The filtrate was evaporated in vacuo to give an oil which upon washing with hexane solidified. The solid product was triturated with hexane and filtered. The solid free base was obtained S-anti ^ N-methylpiperazino-N'-carbonylJ-dibenzobicyclo [3,2,1] octadiene, Mp 172-174 ° C (uncorrected).

The structure was confirmed by the infrared spectrum.
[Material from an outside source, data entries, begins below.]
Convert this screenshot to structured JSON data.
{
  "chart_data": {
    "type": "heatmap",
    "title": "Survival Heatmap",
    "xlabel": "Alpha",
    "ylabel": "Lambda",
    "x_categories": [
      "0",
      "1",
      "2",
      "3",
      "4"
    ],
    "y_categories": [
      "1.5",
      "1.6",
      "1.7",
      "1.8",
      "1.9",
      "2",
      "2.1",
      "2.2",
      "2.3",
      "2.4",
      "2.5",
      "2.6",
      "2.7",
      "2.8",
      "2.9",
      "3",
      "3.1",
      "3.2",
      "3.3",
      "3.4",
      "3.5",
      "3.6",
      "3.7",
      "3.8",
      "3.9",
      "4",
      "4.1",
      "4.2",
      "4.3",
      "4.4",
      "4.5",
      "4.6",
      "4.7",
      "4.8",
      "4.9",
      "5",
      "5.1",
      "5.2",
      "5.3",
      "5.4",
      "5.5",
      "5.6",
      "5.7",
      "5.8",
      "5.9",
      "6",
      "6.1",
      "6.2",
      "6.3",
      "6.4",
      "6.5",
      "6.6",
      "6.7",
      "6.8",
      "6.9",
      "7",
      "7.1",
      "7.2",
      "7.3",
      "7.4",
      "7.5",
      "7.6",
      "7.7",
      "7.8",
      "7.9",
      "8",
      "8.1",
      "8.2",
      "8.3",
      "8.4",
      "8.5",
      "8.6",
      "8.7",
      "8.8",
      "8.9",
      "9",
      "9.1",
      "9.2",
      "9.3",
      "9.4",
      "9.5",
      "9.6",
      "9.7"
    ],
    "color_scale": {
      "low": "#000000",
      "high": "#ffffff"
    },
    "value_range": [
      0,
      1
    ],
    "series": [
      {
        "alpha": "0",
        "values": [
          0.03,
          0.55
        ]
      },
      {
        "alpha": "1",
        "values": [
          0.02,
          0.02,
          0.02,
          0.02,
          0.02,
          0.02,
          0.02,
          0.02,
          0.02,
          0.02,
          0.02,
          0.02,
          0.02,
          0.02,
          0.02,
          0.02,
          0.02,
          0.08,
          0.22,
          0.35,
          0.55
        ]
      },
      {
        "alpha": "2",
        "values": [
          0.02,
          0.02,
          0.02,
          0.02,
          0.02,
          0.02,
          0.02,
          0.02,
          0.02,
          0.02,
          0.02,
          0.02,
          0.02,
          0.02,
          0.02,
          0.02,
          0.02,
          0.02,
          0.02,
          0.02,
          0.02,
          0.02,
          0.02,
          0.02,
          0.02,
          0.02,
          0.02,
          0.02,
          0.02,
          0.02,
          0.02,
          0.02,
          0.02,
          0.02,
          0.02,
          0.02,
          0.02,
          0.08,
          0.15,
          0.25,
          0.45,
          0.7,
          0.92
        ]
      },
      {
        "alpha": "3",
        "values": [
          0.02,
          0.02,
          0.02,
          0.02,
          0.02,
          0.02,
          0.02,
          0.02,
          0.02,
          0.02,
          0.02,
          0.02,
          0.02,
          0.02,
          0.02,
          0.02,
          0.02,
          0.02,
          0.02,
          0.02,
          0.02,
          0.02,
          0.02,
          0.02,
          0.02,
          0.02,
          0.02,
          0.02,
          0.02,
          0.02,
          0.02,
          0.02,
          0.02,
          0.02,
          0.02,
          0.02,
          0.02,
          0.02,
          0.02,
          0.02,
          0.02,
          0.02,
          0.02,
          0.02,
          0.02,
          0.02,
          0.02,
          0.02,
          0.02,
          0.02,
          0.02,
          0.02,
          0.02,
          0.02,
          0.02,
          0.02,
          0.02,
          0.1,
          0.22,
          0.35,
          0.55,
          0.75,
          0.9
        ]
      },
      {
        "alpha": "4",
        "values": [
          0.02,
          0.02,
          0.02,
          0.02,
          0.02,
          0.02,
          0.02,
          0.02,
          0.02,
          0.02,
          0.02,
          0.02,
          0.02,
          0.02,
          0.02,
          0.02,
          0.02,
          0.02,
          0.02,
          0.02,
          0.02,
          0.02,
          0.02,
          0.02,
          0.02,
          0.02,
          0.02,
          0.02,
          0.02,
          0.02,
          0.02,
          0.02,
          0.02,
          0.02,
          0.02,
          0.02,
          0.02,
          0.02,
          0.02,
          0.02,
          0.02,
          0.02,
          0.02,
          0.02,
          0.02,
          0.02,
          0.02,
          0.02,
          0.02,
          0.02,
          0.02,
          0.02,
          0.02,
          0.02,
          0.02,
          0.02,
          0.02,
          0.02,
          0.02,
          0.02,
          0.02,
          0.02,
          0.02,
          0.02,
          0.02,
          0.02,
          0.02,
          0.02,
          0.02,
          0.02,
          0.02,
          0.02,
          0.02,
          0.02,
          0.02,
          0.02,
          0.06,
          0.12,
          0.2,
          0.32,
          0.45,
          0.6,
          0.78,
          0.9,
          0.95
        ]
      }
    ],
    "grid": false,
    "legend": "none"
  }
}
d) To a suspension of 3.5 g (0.039 mol)

κι e-anti-fN-methylpiperazine-N'-carbonyl-dibenzobicyclo [3.2, l] octadiene base 7 ml of 7 η-hydrogen chloride in isopropanol were added to 100 ml of isopropanol, whereby the hydrochloride was formed. The solution was then treated with diisopropyl ether, the salt

i> precipitated, which was filtered off. The solid turned off recrystallized from a mixture of isopropyl alcohol and diisopropyl ether. A tan colored one was obtained Solid of 8-anti- (N-MethyIpiperazin-N'-carbonyl) dibenzobicyclo [3.2, l] -octadiene hydrochloride, M.p. 265

j »up to 267 ° C.

% C % Il

"■,. N

calculated door C ₂₃ H ₃₄ N ₃ O -HCI- V ₃ 11.0 69.4 found 69.9

6.8 6.9

7.4 7.4

Claims (1)

Claim: Use of 8-anti-N-methylpiperazinyl-N '· carbonyldibenzobicyclo- [3.2, l] octadiene of the formula H ₃ CN NC or its acid addition salts in sedation or tranquilization.